The Senate Commerce Committee late yesterday approved a six-year reauthorization of the nation's transportation funding programs that, when combined with another Senate bill, auger potentially significant changes to the freight sector.
The "Comprehensive Transportation and Consumer Protection Act of 2015," passed by a 13-11 margin, requires the Federal Motor Carrier Safety Administration (FMCSA) to commission a study by the Transportation Research Board of the FMCSA's controversial Compliance, Safety, and Accountability (CSA) program that grades carriers based on a series of metrics and assigns them safety scores. The bill requires FMCSA to remove Safety Measurement System (SMS) data from public viewing until the Research Board publishes its report, and recommendations from a corrective action plan have been implemented.
The measure, if it survives the full legislative process, would be a victory for the American Trucking Associations, which has long urged FMCSA to remove SMS scores from public view because they don't effectively identify high-risk carriers and they rely on a limited amount of data. ATA has called on FMCSA to revise the SMS methodology to account for the limited amount of available information.
The bill also authorizes the Secretary of Transportation to launch a six-year pilot program to allow states to enter into reciprocal agreements authorizing licensed drivers between 18 and 21 to operate on interstate highways. Under current law, a driver cannot operate a commercial motor vehicle in interstate commerce until the age of 21. However, drivers between 18 and 21 can operate within the borders of the state where they are licensed. Trucking interests, which face a worsening driver shortage, say it makes no sense that a driver can operate 500 miles within California but not be allowed to drive 50 miles to and from any of the states that border it.

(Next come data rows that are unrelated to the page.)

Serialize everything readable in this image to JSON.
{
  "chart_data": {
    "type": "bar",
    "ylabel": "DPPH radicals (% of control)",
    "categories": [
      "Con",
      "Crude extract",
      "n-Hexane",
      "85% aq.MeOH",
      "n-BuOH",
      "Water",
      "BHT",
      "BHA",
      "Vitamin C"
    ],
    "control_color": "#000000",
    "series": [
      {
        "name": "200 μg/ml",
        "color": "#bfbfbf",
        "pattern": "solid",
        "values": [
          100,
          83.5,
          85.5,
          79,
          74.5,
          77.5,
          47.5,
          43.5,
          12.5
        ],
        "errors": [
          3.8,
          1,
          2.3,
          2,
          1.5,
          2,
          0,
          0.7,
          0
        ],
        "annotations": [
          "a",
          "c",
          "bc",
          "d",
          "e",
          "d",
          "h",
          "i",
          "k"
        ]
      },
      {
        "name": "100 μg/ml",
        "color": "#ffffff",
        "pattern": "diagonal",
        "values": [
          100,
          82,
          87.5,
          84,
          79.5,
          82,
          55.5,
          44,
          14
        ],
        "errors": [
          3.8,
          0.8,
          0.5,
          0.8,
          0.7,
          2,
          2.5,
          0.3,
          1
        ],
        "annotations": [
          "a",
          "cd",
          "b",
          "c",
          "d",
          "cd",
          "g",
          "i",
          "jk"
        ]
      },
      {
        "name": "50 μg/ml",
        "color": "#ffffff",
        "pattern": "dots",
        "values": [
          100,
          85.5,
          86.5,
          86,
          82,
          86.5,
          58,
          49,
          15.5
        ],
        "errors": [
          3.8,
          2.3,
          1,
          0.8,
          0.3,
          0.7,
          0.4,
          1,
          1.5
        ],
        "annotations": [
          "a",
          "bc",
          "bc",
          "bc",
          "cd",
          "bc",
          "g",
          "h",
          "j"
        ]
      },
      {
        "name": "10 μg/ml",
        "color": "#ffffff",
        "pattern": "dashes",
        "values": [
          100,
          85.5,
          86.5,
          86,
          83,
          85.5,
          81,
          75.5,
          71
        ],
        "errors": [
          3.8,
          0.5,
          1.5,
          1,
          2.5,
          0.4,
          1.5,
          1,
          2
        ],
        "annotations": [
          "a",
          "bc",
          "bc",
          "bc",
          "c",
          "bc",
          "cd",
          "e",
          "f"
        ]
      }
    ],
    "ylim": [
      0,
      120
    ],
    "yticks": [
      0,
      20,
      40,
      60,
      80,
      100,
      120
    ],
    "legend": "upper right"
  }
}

In addition, the bill gives trucking companies permission to use hair follicles rather than urinalysis for employee substance-abuse testing. Hair testing detects an individual's drug use for a period going back months before the test, while urine testing, the only pre-employment driver screen allowed by law, only detects drug use for a few days back and can be easily subverted by an applicant.
The bill will advance to the Senate floor along with legislation known as the "Drive Act," which was passed late last month by the Senate Environment and Public Works Committee. The six-year, $278 billion reauthorization measure includes a minimum annual investment of $2 billion in funding for freight infrastructure, capping out at $13.5 billion at the end of the six-year period. It also calls for a freight-focused competitive grant program and state-level freight planning with public- and private-sector involvement.
The two bills, along with assorted bills that have already been advanced, will coalesce into what is popularly known as the "Highway Bill," which is the legislation that establishes guidelines for reauthorizing transport programs. The legislation doesn't determine how those programs will be paid for.